Kışın bir mekânın ısınması,
bir enerjiyle o mekândaki atomların hareketlerinin hızlanmasıyla olur. Bir enerji
kaynağı ile güç verildiğinde o mekândaki atomların titreşimleri arttırılmış olacak
ve atomların hareketi fazlalaşacaktır. Fazlalaşan hareket bir ısı oluşturacak
ve mekân ısınacaktır.
Hızlı yaşamak “sıcak yaşamak”
demektir. Hızlı ve sıcak olan şeyin hareketi fazla olduğundan dolayı ömrü de
kısa olur. “Hızlı yaşa genç öl” sözü buradan gelir. Zâten bir şeyin zamânını
yavaşlattığınızda o şeyin hareketi ve ısısı azalacağından dolayı ömrü uzar.

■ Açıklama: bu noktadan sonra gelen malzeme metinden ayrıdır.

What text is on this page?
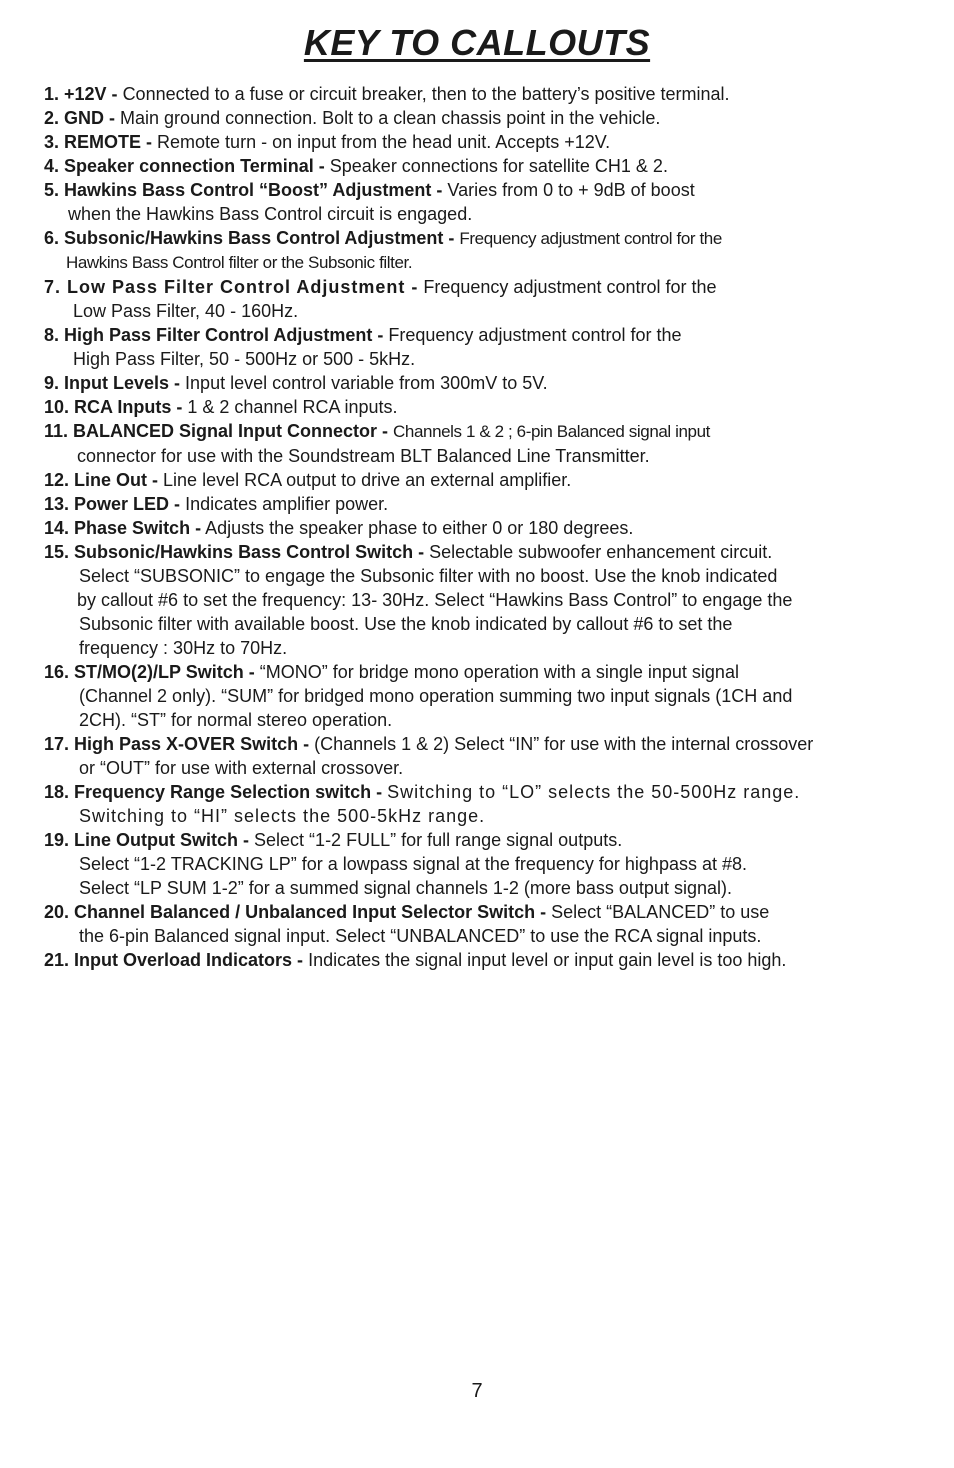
KEY TO CALLOUTS
1. +12V - Connected to a fuse or circuit breaker, then to the battery’s positive terminal.
2. GND - Main ground connection. Bolt to a clean chassis point in the vehicle.
3. REMOTE - Remote turn - on input from the head unit. Accepts +12V.
4. Speaker connection Terminal - Speaker connections for satellite CH1 & 2.
5. Hawkins Bass Control “Boost” Adjustment - Varies from 0 to + 9dB of boost
when the Hawkins Bass Control circuit is engaged.
6. Subsonic/Hawkins Bass Control Adjustment - Frequency adjustment control for the
Hawkins Bass Control filter or the Subsonic filter.
7. Low Pass Filter Control Adjustment - Frequency adjustment control for the
Low Pass Filter, 40 - 160Hz.
8. High Pass Filter Control Adjustment - Frequency adjustment control for the
High Pass Filter, 50 - 500Hz or 500 - 5kHz.
9. Input Levels - Input level control variable from 300mV to 5V.
10. RCA Inputs - 1 & 2 channel RCA inputs.
11. BALANCED Signal Input Connector - Channels 1 & 2 ; 6-pin Balanced signal input
connector for use with the Soundstream BLT Balanced Line Transmitter.
12. Line Out - Line level RCA output to drive an external amplifier.
13. Power LED - Indicates amplifier power.
14. Phase Switch - Adjusts the speaker phase to either 0 or 180 degrees.
15. Subsonic/Hawkins Bass Control Switch - Selectable subwoofer enhancement circuit.
Select “SUBSONIC” to engage the Subsonic filter with no boost. Use the knob indicated
by callout #6 to set the frequency: 13- 30Hz. Select “Hawkins Bass Control” to engage the
Subsonic filter with available boost. Use the knob indicated by callout #6 to set the
frequency : 30Hz to 70Hz.
16. ST/MO(2)/LP Switch - “MONO” for bridge mono operation with a single input signal
(Channel 2 only). “SUM” for bridged mono operation summing two input signals (1CH and
2CH). “ST” for normal stereo operation.
17. High Pass X-OVER Switch - (Channels 1 & 2) Select “IN” for use with the internal crossover
or “OUT” for use with external crossover.
18. Frequency Range Selection switch - Switching to “LO” selects the 50-500Hz range.
Switching to “HI” selects the 500-5kHz range.
19. Line Output Switch - Select “1-2 FULL” for full range signal outputs.
Select “1-2 TRACKING LP” for a lowpass signal at the frequency for highpass at #8.
Select “LP SUM 1-2” for a summed signal channels 1-2 (more bass output signal).
20. Channel Balanced / Unbalanced Input Selector Switch - Select “BALANCED” to use
the 6-pin Balanced signal input. Select “UNBALANCED” to use the RCA signal inputs.
21. Input Overload Indicators - Indicates the signal input level or input gain level is too high.
7
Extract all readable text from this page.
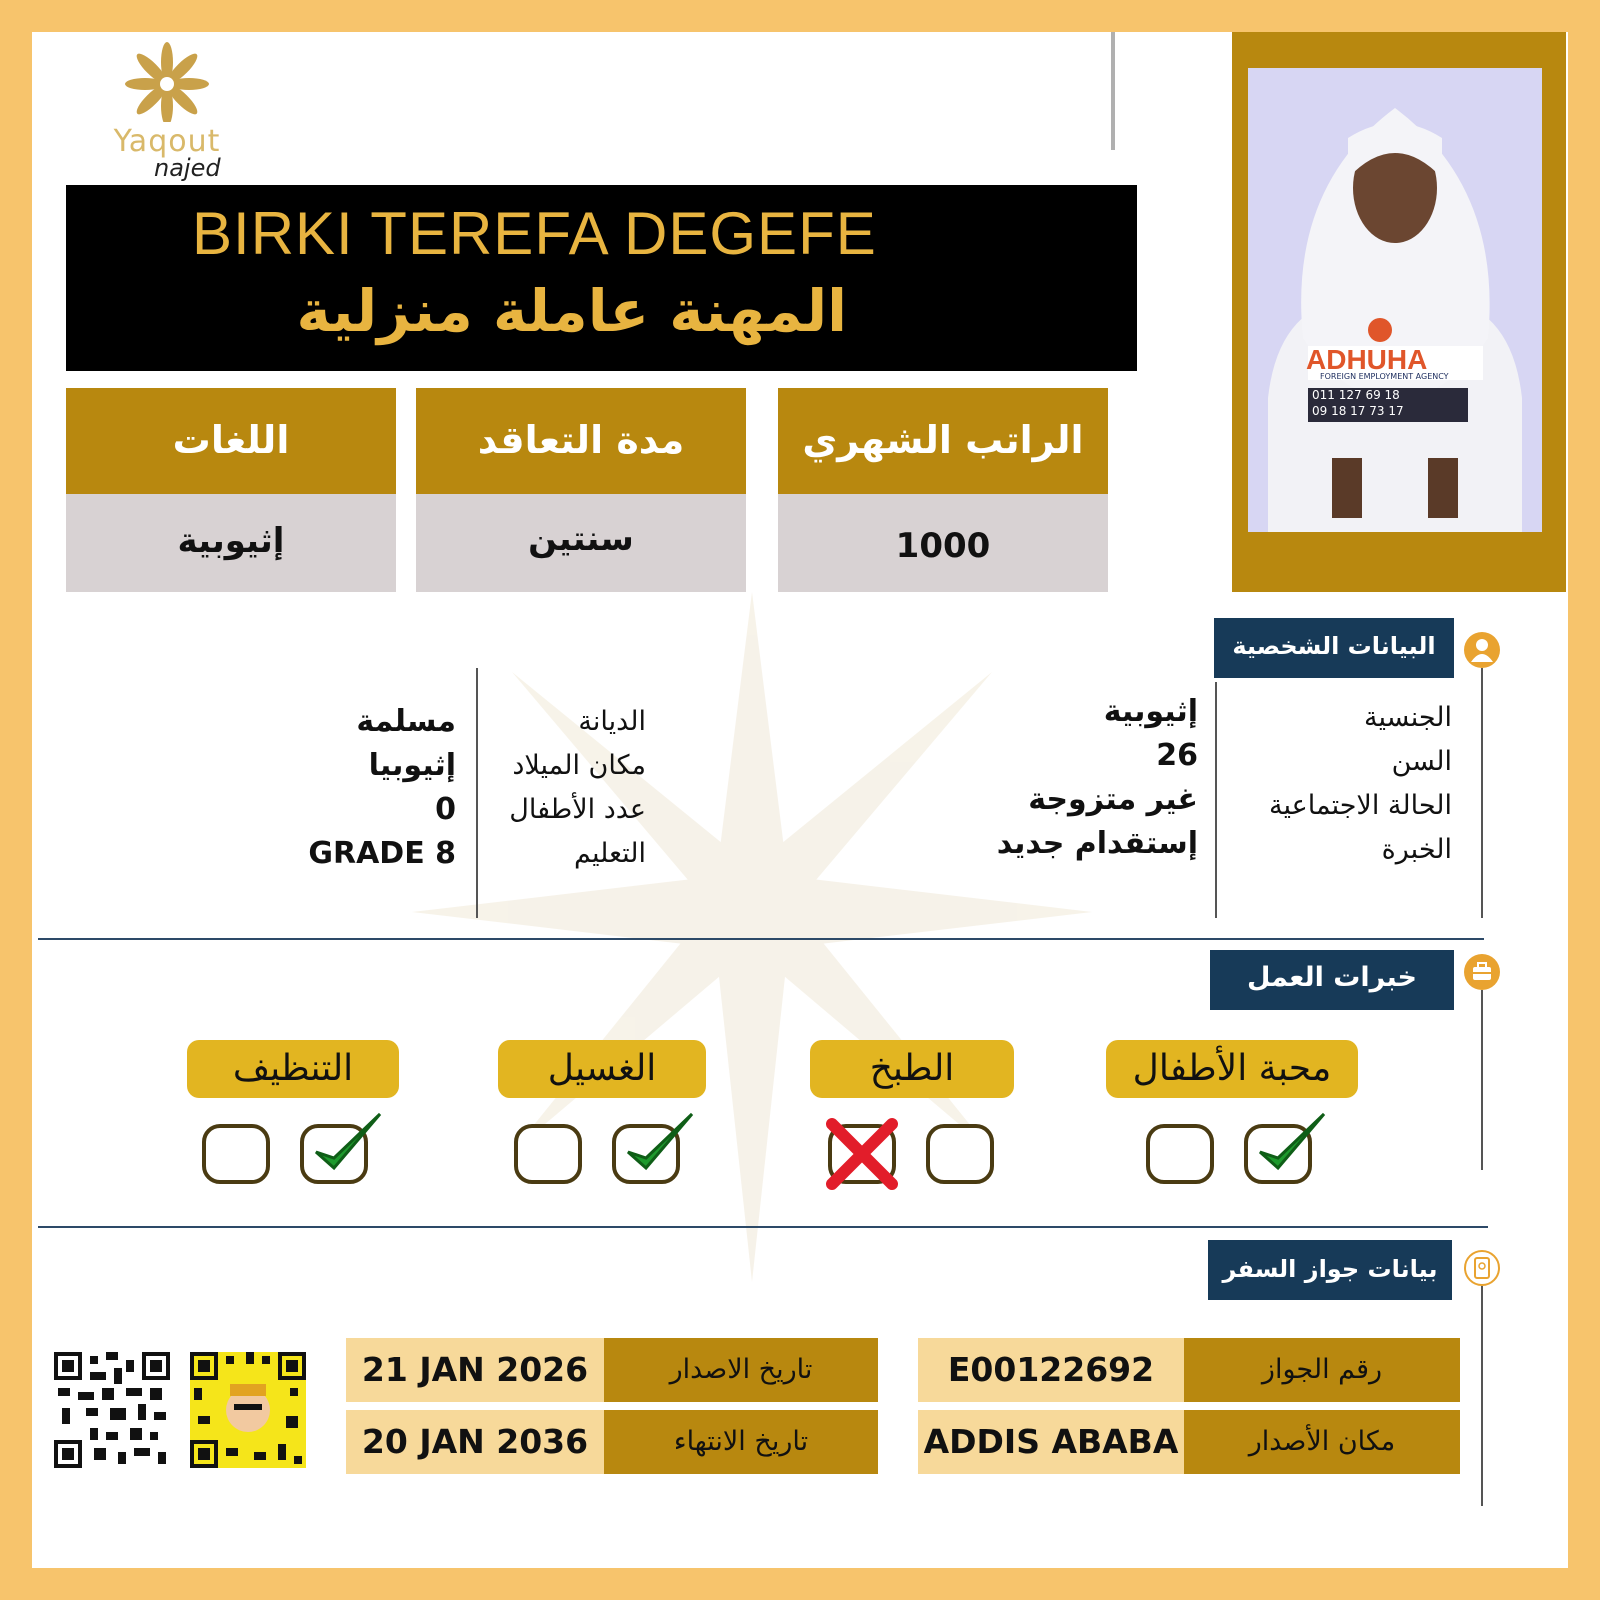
Yaqout
najed
BIRKI TEREFA DEGEFE
المهنة عاملة منزلية
ADHUHA
FOREIGN EMPLOYMENT AGENCY
011 127 69 18
09 18 17 73 17
الراتب الشهري
1000
مدة التعاقد
سنتين
اللغات
إثيوبية
البيانات الشخصية
الجنسية
السن
الحالة الاجتماعية
الخبرة
إثيوبية
26
غير متزوجة
إستقدام جديد
الديانة
مكان الميلاد
عدد الأطفال
التعليم
مسلمة
إثيوبيا
0
GRADE 8
خبرات العمل
محبة الأطفال
الطبخ
الغسيل
التنظيف
بيانات جواز السفر
رقم الجواز
E00122692
مكان الأصدار
ADDIS ABABA
تاريخ الاصدار
21 JAN 2026
تاريخ الانتهاء
20 JAN 2036
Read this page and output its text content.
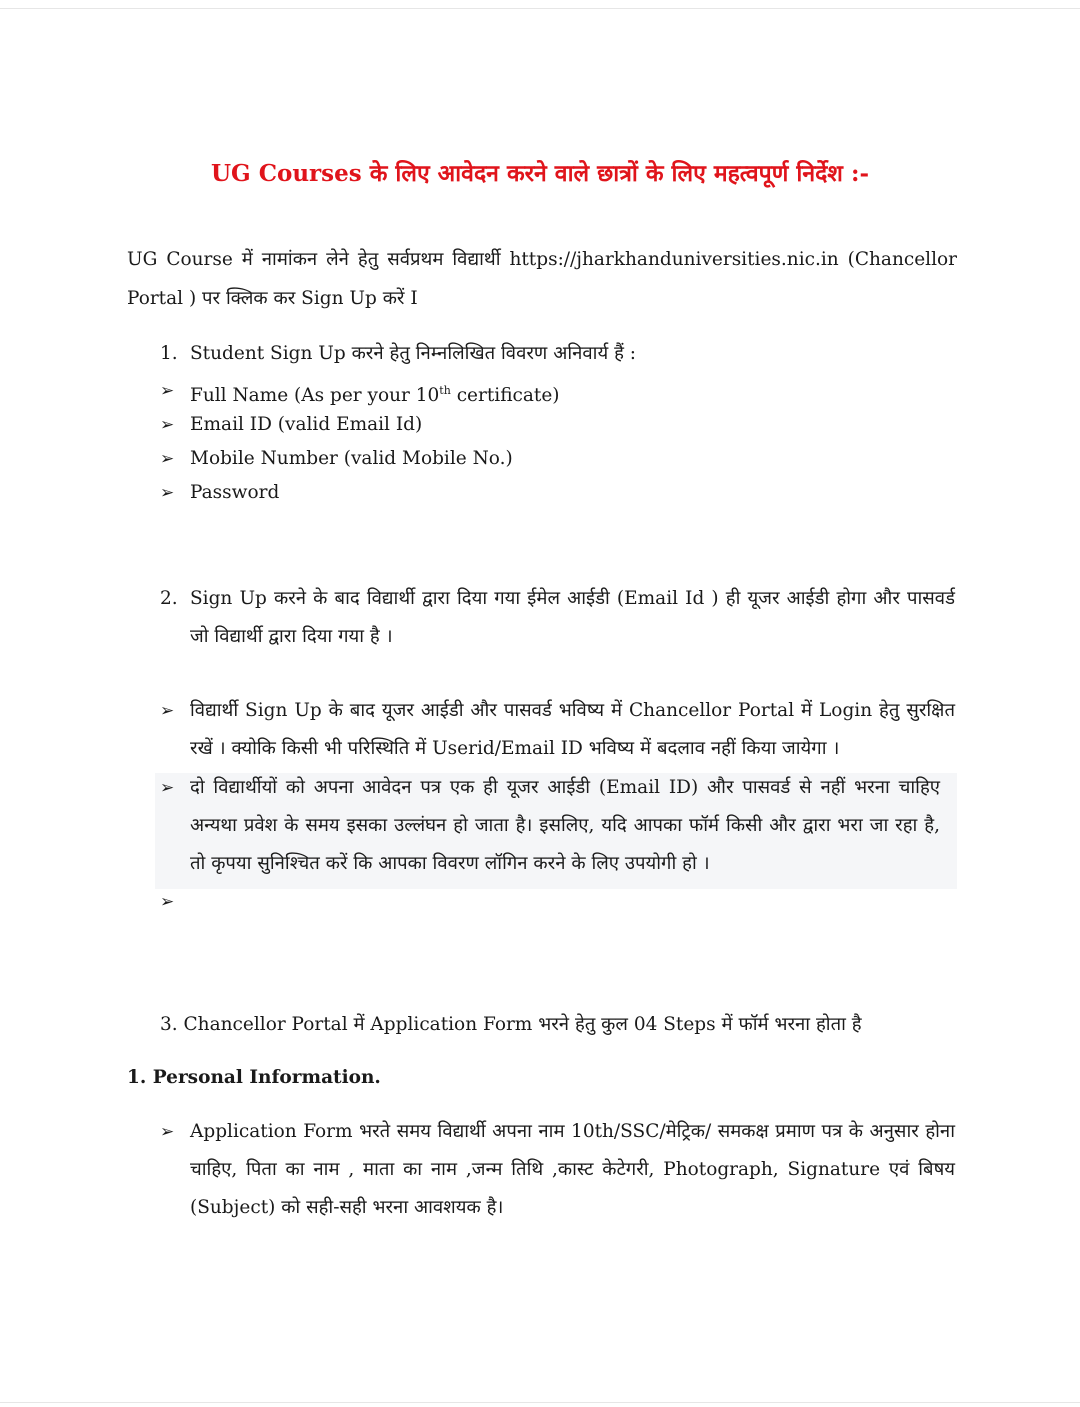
UG Courses के लिए आवेदन करने वाले छात्रों के लिए महत्वपूर्ण निर्देश :-
UG Course में नामांकन लेने हेतु सर्वप्रथम विद्यार्थी https://jharkhanduniversities.nic.in (Chancellor Portal ) पर क्लिक कर Sign Up करें I
1. Student Sign Up करने हेतु निम्नलिखित विवरण अनिवार्य हैं :
➢ Full Name (As per your 10th certificate)
➢ Email ID (valid Email Id)
➢ Mobile Number (valid Mobile No.)
➢ Password
2. Sign Up करने के बाद विद्यार्थी द्वारा दिया गया ईमेल आईडी (Email Id ) ही यूजर आईडी होगा और पासवर्ड जो विद्यार्थी द्वारा दिया गया है ।
➢ विद्यार्थी Sign Up के बाद यूजर आईडी और पासवर्ड भविष्य में Chancellor Portal में Login हेतु सुरक्षित रखें । क्योकि किसी भी परिस्थिति में Userid/Email ID भविष्य में बदलाव नहीं किया जायेगा ।
➢ दो विद्यार्थीयों को अपना आवेदन पत्र एक ही यूजर आईडी (Email ID) और पासवर्ड से नहीं भरना चाहिए अन्यथा प्रवेश के समय इसका उल्लंघन हो जाता है। इसलिए, यदि आपका फॉर्म किसी और द्वारा भरा जा रहा है, तो कृपया सुनिश्चित करें कि आपका विवरण लॉगिन करने के लिए उपयोगी हो ।
➢
3. Chancellor Portal में Application Form भरने हेतु कुल 04 Steps में फॉर्म भरना होता है
1. Personal Information.
➢ Application Form भरते समय विद्यार्थी अपना नाम 10th/SSC/मेट्रिक/ समकक्ष प्रमाण पत्र के अनुसार होना चाहिए, पिता का नाम , माता का नाम ,जन्म तिथि ,कास्ट केटेगरी, Photograph, Signature एवं बिषय (Subject) को सही-सही भरना आवशयक है।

Mesela bir yiyecek, buzdolabına yada derin dondurucuya konduğunda, soğuk
ortamda kaldığından dolayı o şeyin atomlarının titreşimleri azalacak ve
dolayısı ile hareketi azalacaktır. Hareketi azalınca da zamânı yavaşlayacak ve ömrü
uzayacaktır. Yiyeceklerin dolapta uzun süre kalabilmesinin nedeni budur. Biz onları
dolaba koymakla sıcaktan yâni aşırı hızdan ve ısıdan korumuş oluruz. Hızlarını,
ısılarını ve dolayısı ile zamanlarını yavaşlatmış olduğumuz için hemen
bozulmuyorlar.
Bir şeyin ısısı, hareketi ve
zamânı ne kadar artarsa ömrü de o kadar kısalır, ne kadar yavaşlarsa ömrü de o
kadar uzar. Yâni bir şeyin ömrünü belirleyen şey harekettir. Ölüm hâli ise mutlak
bir hareketsizlik durumu olduğundan, artık mevtâ (ölü) için bir zamandan
bahsedilemez. Kişinin “hareketi” bittiği için zamânı da bitmiştir. Zaman-dışı
olmuştur o kişi artık. Zâten diğer âleme de “bu zamandan” çıkabildiği için
gitmiştir. Diğer âleme gidebilmenin yolu bu âlemdeki zamandan (ve mekândan)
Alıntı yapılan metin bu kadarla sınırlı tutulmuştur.